Еще до приезда американцев на столе у Владимира Кеменова, председателя ВОКСа, лежало несколько справок на Стейнбека. В одной из них значилось: “Писатель превозносит пассивное отношение к жизни, философия его героев — брать жизнь такой, какая она есть, и максимально извлекать из нее простые радости… В книгах Стейнбека имеется некоторая болезненность, тяготение к патологии”.

Ввиду этого Кеменов дал распоряжение Ивану Хмарскому, заведующему американским отделом: “Надо его как следует прощупать. Не поддавайтесь гипнозу имени, а последовательно отстаивайте нашу линию на разоблачение американского империализма и зачинщиков холодной войны”.

Однако Стейнбека действительно интересовали обычные люди и их быт. Но он даже не предполагал, что в тогдашнем Союзе повседневная жизнь и политика неотделимы.

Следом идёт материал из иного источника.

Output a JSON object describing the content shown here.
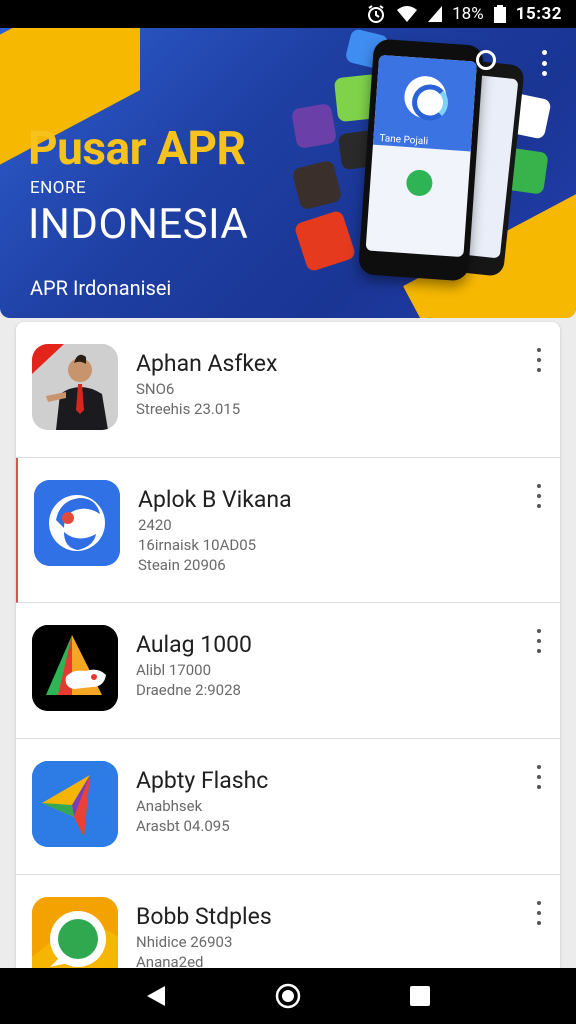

“Преимущества” советского строя бросились в глаза американцам уже в аэропорту Хельсинки. Туда приземлился сильно поцарапанный русский самолет, на котором они должны были лететь в СССР. При посадке у воздушного судна сломалось колесо шасси.

На советской таможне Стейнбека и Капу встретила накачанная девушка-грузчик с зубами из нержавеющей стали, “из‑за чего рот выглядел как деталь машины”.

В Москве гостей поразили суровые лица прохожих, смотрящих в асфальт, и улицы, на которых вообще не было слышно смеха.

О музее вождя революции Стейнбек написал: “Похоже, Ленин ничего не выбрасывал. В залах и на стендах можно увидеть его записки, чеки, дневники, манифесты, брошюры; его карандаши и ручки; его галстуки, его костюмы. В музее собрано все, что касается этого человека. Все, кроме юмора. Здесь нет никаких доказательств того, что он за всю свою жизнь хотя бы однажды подумал о чем‑то смешном, рассмеялся от всего сердца, побывал на веселой вечеринке”.

Многое о характере советских людей американцы поняли, общаясь со Светланой Литвиновой, молодой миловидной переводчицей ВОКСа, приставленной к путешественникам. "[У нее] были такие высокие моральные принципы, что мы, в общем, никогда не считавшие себя аморальными, на ее фоне стали казаться себе весьма малопристойными,— писал Стейнбек.— Нам нравится, когда женщина хорошо накрашена, и когда у нее стройные лодыжки. Мы предпочитаем, чтобы она пользовалась тушью для ресниц и тенями для век”. Литвинова же пояснила своим подопечным, что приличные советские девушки не ходят в ночные клубы, не курят, не красят губы и ногти, одеваются консервативно и очень осмотрительно ведут себя с парнями.